Угас в пепле костер. Туман закурился над обрывом.

Замолкла птица, и седая холодная земля отделилась от мутного неба на востоке.

Ермак поименно называл казаков — кому нынешним же рассветом куда скакать подымать голытьбу, подымать казачество, подымать Реку.

— Ты, Богдан, — тебе на низ… Ты, Мелентий Нырков, Долга Дорога, постранствуй еще — к верховым тебе… А тебе, Иван Гроза, в Раздоры, в сердце донское!

И костлявый Гроза застегнул ворот холстинной рубахи и, скинув наконец свой чепрак, подтянул очкур шаровар, собираясь в путь.

— Ножки–то любят дорожку, — сказал Нырков. — Спокой — он, видать, в домовине, спокой. Дед со мной пойдет еще один…

— Какой дед?

— Тебе–то где знать его, молод ты. А мне он друг сызмальства. Не сидеть ему тут, около подсолнухов… И парнишку отпусти с нами, Гаврилу. Красен мир, ох, красен… нечистый дух! Пусть подивуется!..
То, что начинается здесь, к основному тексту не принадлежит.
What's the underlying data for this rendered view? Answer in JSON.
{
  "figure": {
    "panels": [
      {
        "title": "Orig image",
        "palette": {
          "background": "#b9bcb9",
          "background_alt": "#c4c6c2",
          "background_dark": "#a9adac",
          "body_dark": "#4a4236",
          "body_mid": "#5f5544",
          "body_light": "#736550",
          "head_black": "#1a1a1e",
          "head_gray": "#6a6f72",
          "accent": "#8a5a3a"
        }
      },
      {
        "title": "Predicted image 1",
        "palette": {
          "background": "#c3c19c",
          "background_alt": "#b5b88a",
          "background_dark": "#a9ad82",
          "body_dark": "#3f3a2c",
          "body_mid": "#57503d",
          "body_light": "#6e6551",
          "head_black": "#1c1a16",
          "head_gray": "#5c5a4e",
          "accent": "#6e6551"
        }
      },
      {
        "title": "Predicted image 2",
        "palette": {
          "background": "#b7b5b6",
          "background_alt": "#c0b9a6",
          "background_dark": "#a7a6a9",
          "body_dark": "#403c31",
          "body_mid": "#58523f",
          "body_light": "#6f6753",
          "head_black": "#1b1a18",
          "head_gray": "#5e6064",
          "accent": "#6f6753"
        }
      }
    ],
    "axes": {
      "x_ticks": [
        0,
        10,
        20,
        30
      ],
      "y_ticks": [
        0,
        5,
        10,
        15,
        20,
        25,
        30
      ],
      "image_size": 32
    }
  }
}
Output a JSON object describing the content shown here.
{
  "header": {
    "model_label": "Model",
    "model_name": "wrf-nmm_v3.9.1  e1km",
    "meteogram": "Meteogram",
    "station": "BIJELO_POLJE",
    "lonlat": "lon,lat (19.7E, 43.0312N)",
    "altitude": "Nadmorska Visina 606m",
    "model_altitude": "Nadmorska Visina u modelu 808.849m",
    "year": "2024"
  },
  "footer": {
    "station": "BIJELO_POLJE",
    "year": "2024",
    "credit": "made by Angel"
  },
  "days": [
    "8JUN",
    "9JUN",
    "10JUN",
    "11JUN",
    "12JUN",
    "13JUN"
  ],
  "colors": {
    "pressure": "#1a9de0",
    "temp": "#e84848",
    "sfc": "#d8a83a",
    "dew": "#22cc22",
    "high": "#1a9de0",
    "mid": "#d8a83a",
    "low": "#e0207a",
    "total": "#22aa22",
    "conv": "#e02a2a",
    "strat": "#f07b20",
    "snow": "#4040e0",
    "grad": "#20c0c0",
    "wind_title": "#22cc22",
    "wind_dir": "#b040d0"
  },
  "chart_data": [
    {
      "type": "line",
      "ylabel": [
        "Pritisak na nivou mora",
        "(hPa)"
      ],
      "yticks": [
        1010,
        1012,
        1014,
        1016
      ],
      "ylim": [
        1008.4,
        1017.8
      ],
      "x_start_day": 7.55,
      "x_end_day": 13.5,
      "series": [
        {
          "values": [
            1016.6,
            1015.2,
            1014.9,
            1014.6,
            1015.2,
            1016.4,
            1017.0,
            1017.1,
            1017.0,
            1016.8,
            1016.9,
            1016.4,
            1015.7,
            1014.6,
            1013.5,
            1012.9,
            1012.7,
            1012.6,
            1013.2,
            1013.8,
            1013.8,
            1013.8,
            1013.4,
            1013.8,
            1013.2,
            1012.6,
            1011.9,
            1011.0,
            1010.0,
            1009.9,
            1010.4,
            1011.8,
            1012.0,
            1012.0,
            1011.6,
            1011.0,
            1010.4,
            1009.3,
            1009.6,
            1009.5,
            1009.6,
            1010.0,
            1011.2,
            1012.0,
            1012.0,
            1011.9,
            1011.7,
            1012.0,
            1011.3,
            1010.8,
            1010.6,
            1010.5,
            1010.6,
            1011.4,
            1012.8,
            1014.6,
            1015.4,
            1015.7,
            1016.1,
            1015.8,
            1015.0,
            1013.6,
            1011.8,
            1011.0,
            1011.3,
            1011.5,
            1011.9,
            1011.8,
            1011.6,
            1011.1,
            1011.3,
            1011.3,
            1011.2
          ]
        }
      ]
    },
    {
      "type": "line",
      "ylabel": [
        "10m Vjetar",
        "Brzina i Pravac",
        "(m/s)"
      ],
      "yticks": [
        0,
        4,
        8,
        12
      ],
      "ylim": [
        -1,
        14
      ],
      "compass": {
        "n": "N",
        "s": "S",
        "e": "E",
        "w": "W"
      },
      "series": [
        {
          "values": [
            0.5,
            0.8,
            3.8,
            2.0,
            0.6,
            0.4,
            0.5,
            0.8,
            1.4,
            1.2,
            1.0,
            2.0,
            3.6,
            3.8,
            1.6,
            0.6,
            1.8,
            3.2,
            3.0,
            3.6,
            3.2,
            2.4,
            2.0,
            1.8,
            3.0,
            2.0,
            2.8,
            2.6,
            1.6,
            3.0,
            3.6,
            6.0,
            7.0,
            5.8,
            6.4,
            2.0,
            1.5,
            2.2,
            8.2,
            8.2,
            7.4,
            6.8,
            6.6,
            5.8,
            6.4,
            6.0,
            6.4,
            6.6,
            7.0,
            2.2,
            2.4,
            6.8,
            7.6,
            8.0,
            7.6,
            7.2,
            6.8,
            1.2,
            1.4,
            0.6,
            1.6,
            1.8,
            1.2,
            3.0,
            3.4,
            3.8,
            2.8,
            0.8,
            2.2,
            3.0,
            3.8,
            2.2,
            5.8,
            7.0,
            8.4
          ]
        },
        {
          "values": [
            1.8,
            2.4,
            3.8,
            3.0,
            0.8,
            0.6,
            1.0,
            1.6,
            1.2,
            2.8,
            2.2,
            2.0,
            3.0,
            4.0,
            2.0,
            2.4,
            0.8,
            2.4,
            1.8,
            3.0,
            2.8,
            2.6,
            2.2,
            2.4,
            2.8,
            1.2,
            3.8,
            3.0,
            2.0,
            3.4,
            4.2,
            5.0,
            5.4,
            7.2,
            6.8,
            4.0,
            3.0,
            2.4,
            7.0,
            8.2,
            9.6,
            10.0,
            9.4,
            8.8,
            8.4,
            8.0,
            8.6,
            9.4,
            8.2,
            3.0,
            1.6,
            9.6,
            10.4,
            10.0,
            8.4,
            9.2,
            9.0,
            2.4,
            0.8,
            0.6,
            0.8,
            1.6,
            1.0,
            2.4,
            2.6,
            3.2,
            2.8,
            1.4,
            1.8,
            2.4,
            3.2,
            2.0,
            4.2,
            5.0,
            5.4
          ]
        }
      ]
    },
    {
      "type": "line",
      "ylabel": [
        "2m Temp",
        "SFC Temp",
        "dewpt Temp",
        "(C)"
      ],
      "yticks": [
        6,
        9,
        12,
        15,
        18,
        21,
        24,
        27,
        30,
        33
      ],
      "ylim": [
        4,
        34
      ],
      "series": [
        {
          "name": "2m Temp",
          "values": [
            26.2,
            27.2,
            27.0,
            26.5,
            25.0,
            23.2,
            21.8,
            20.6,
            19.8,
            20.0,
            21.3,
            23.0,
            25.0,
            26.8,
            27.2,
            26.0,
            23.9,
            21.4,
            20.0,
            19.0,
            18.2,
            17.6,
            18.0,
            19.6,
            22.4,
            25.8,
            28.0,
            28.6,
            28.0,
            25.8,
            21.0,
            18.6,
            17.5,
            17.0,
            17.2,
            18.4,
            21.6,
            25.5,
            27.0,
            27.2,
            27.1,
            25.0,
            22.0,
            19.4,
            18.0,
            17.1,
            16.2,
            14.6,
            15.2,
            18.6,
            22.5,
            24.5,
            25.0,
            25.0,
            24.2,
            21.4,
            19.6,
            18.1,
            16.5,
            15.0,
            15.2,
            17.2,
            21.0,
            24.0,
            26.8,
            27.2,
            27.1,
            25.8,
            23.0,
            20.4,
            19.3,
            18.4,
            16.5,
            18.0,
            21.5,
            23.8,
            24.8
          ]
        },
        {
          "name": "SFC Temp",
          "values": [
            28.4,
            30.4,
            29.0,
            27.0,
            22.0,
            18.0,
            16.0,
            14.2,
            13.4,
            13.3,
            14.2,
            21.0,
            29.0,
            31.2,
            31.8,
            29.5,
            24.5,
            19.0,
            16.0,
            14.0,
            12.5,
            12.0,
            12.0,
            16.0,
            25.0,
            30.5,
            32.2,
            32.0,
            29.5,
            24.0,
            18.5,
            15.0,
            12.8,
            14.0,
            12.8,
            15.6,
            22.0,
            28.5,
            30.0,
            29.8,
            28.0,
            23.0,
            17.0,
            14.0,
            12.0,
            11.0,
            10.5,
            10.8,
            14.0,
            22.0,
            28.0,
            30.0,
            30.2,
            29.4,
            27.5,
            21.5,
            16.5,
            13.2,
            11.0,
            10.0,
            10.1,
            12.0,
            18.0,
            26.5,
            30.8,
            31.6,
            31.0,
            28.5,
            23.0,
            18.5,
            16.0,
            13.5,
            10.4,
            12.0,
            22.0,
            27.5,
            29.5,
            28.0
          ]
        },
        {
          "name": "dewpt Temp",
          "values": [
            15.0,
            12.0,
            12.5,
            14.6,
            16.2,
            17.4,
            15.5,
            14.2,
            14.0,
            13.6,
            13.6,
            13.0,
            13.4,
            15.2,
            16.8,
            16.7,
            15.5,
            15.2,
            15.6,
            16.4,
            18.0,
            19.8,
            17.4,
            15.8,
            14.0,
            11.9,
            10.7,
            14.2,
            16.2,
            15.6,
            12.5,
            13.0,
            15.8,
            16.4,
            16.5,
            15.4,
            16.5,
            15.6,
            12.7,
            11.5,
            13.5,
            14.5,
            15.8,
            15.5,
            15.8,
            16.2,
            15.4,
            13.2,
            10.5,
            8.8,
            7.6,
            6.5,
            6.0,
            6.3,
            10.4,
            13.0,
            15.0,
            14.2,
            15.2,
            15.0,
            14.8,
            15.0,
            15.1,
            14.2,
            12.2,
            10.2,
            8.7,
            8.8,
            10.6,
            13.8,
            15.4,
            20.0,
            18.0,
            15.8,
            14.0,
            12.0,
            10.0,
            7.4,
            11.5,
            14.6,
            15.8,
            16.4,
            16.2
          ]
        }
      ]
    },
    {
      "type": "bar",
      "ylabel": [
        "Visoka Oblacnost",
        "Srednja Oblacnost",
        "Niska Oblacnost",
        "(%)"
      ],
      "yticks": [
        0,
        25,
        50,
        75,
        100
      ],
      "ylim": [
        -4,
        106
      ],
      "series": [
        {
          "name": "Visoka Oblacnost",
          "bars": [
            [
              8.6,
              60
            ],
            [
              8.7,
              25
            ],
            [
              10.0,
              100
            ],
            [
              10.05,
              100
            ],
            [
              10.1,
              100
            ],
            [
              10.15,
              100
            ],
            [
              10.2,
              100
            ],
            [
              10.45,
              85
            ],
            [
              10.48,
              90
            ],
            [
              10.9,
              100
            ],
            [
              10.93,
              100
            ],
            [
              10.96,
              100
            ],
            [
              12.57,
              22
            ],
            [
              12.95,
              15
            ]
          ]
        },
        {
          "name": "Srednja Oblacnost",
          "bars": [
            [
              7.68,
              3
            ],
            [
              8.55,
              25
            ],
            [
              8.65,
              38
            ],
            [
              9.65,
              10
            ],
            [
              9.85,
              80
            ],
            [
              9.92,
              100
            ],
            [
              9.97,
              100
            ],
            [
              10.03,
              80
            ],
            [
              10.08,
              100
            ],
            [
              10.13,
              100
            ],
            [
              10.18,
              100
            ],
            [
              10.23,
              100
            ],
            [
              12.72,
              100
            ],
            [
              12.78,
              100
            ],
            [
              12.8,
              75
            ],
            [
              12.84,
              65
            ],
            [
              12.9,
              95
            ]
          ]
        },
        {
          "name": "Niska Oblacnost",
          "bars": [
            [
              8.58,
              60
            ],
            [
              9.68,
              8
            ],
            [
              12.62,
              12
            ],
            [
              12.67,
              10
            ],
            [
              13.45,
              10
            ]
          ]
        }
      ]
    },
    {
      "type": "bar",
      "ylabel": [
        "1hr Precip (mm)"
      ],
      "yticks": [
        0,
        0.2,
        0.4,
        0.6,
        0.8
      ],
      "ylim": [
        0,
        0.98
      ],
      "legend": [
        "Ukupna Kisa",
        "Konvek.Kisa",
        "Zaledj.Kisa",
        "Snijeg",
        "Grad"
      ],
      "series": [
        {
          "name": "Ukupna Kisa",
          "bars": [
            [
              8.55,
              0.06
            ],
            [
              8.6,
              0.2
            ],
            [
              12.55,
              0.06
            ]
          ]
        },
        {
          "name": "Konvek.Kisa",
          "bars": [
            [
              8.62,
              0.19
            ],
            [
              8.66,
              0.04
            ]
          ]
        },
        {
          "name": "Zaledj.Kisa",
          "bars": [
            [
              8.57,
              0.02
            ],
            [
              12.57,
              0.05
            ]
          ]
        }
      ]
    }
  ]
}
Указан был путь и Цыгану, и угрюмому казаку Родиону Смыре. Ермак встал.

— Не бывать же так, как хочет Коза! Время соколам с гнезда вылетать!

Казаки, кто сидел, тоже повскакали, готовые тронуться от пепелища костра.

— Постой! — остановил их Ермак. — Да объявите: волю отобьем, пусть готовится на Волгу голытьба. Погулять душе. Скажи: не Козе, не царю — себе волю отбиваем!

2

Поднялась Река.

По росам одного и того же утра из станиц, городков и выселков на приземистых коньках с гиканьем, свистом и песнями вылетели казачьи ватажки. В степях — где–нибудь у кургана, у древнего камня на перепутье неприметных степных сакм–тропок — собирались они в полки.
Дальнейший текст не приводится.